China minimizes greenhouse gas emissions
Ice melting, sea level rise, frequency of strong storms and tornadoes along with floods and droughts increase, causing serious damage to people. These are the consequences of the greenhouse effect that warms the Earth's atmosphere
Ice melting, sea level rise, frequency of strong storms and tornadoes along with floods and droughts increase, causing serious damage to people. These are the consequences of the greenhouse effect that warms the Earth's atmosphere, which is caused by the emissions produced by human activity, mainly six gases: carbon dioxide (CO2), methane (CH 4 ), nitrous oxide (N 2 O), carbon hydrofluoro (HFC), polyfluoro carbon (PFC) and hexafluorur sulfur (SF6). CO 2 accumulates in the atmosphere due to burning fossil fuels such as petroleum and coal; CH 4 is a major component of natural gas in oil fields, or produced from lagoon ponds, waste, and organic fertilizers. N 2 O mainly comes from animal feces and urine. The remaining gas arises in chemical production.

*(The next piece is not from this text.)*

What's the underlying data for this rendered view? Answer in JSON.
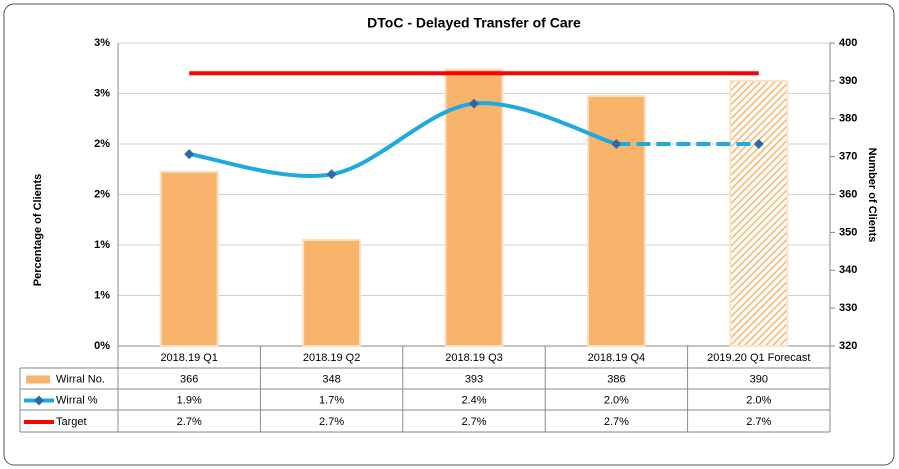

Kyoto Protocol is an international treaty, which was established in 1997 in Kyoto (Japan), stipulating the level of major greenhouse gas emission reductions in 2008-2012 is about 5% compared to the level of in 1990, which 35 industrialized nations had to implement, of which the European Union fell 8%, Japan fell 6%. The Protocol came into effect on February 16, 2005, when ratified by 141 countries, these countries ' contributed ' 55% of global greenhouse gas emissions. However, enforcement faces many obstacles because the United States, which has the most emissions in the world, does not approve, and some other developing countries have many emissions such as China (China) and India. Brazil was not required to implement this protocol until 2012.
Clean energy development in Inner Mongolia, China (Photo: BaoCanTho)

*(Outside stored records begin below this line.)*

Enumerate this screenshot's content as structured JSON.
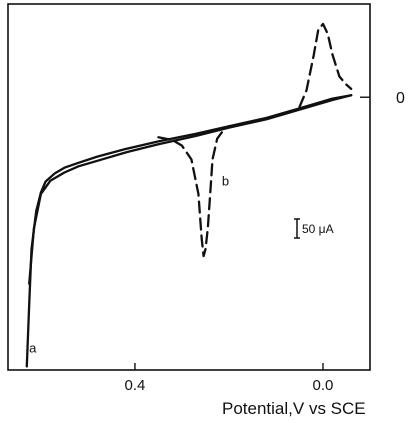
{
  "chart_data": {
    "type": "line",
    "title": "",
    "xlabel": "Potential,V vs SCE",
    "ylabel": "",
    "x_reversed": true,
    "xlim": [
      0.67,
      -0.1
    ],
    "ylim": [
      -395,
      135
    ],
    "xticks": [
      {
        "value": 0.4,
        "label": "0.4"
      },
      {
        "value": 0.0,
        "label": "0.0"
      }
    ],
    "yticks": [
      {
        "value": 0,
        "label": "0"
      }
    ],
    "scale_bar": {
      "label": "50 μA",
      "value": 50
    },
    "grid": false,
    "legend": "none",
    "series": [
      {
        "name": "a",
        "style": "solid",
        "color": "#111111",
        "x": [
          0.63,
          0.625,
          0.62,
          0.61,
          0.6,
          0.59,
          0.57,
          0.55,
          0.52,
          0.48,
          0.42,
          0.35,
          0.27,
          0.2,
          0.12,
          0.05,
          -0.02,
          -0.06
        ],
        "y": [
          -390,
          -300,
          -220,
          -165,
          -138,
          -122,
          -110,
          -102,
          -95,
          -86,
          -75,
          -64,
          -53,
          -42,
          -30,
          -16,
          -2,
          3
        ]
      },
      {
        "name": "a-return",
        "style": "solid",
        "color": "#111111",
        "x": [
          -0.06,
          -0.02,
          0.05,
          0.12,
          0.2,
          0.27,
          0.35,
          0.42,
          0.48,
          0.52,
          0.55,
          0.58,
          0.6,
          0.615,
          0.625
        ],
        "y": [
          3,
          -4,
          -18,
          -32,
          -44,
          -56,
          -68,
          -80,
          -92,
          -100,
          -109,
          -121,
          -140,
          -190,
          -270
        ]
      },
      {
        "name": "b",
        "style": "dashed",
        "color": "#111111",
        "x": [
          0.35,
          0.32,
          0.3,
          0.28,
          0.265,
          0.258,
          0.254,
          0.25,
          0.245,
          0.24,
          0.235,
          0.225,
          0.21,
          0.2
        ],
        "y": [
          -58,
          -62,
          -70,
          -90,
          -140,
          -205,
          -230,
          -220,
          -190,
          -140,
          -90,
          -60,
          -46,
          -42
        ]
      },
      {
        "name": "b-anodic",
        "style": "dashed",
        "color": "#111111",
        "x": [
          0.05,
          0.035,
          0.02,
          0.01,
          0.0,
          -0.01,
          -0.02,
          -0.035,
          -0.05,
          -0.06
        ],
        "y": [
          -14,
          10,
          60,
          98,
          106,
          92,
          62,
          30,
          18,
          12
        ]
      }
    ],
    "annotations": [
      {
        "text": "a",
        "x": 0.625,
        "y": -370
      },
      {
        "text": "b",
        "x": 0.215,
        "y": -128
      }
    ]
  }
}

Although China (China) has not been bound to cut emissions, but before the storms and floods are worsening and the temperature is warm, China encourages the implementation of emission reduction projects. . Since 2002, China has ratified the Kyoto Protocol, developing clean energy. As of early 2007, China has approved about 300 projects on clean energy development, involving many industries such as electricity, coal, chemicals . For example, wind power projects with a capacity of 100 MW. In the Northern Inner Mongolia Autonomous Region, after completion, each year, about 250 thousand tons of CO2 can be reduced.

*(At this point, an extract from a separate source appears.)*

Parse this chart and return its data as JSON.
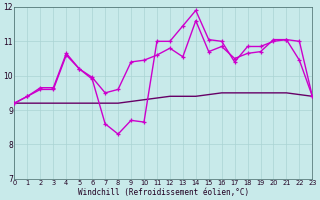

Some coal mines in An Huy and Central provinces are building a project to recover and utilize methane gas. After inauguration, this project can reduce nearly 300 thousand tons of CO2 annually. The HFC gases are greenhouse gases thousands of times higher than CO2. Currently, Zhejiang Province is building a HFC resolution project by burning at a high temperature to turn HFC into hydrogen fluoride (HF) and hydrochloric acid (HCl), thus lowering the house-effect emissions. glasses.
Earlier this year, China cooperated with the UN Development Program, built technical service centers on clean energy development mechanisms in 12 provinces and autonomous regions, to provide technology support for gas mitigation. waste. According to China's 11th five-year development plan, by 2010, the energy consumption per unit of Gross Domestic Product (GDP) will decrease by 20% compared to the end of 2005. Meanwhile, the proportion Renewable energy in the energy structure will increase by 10%.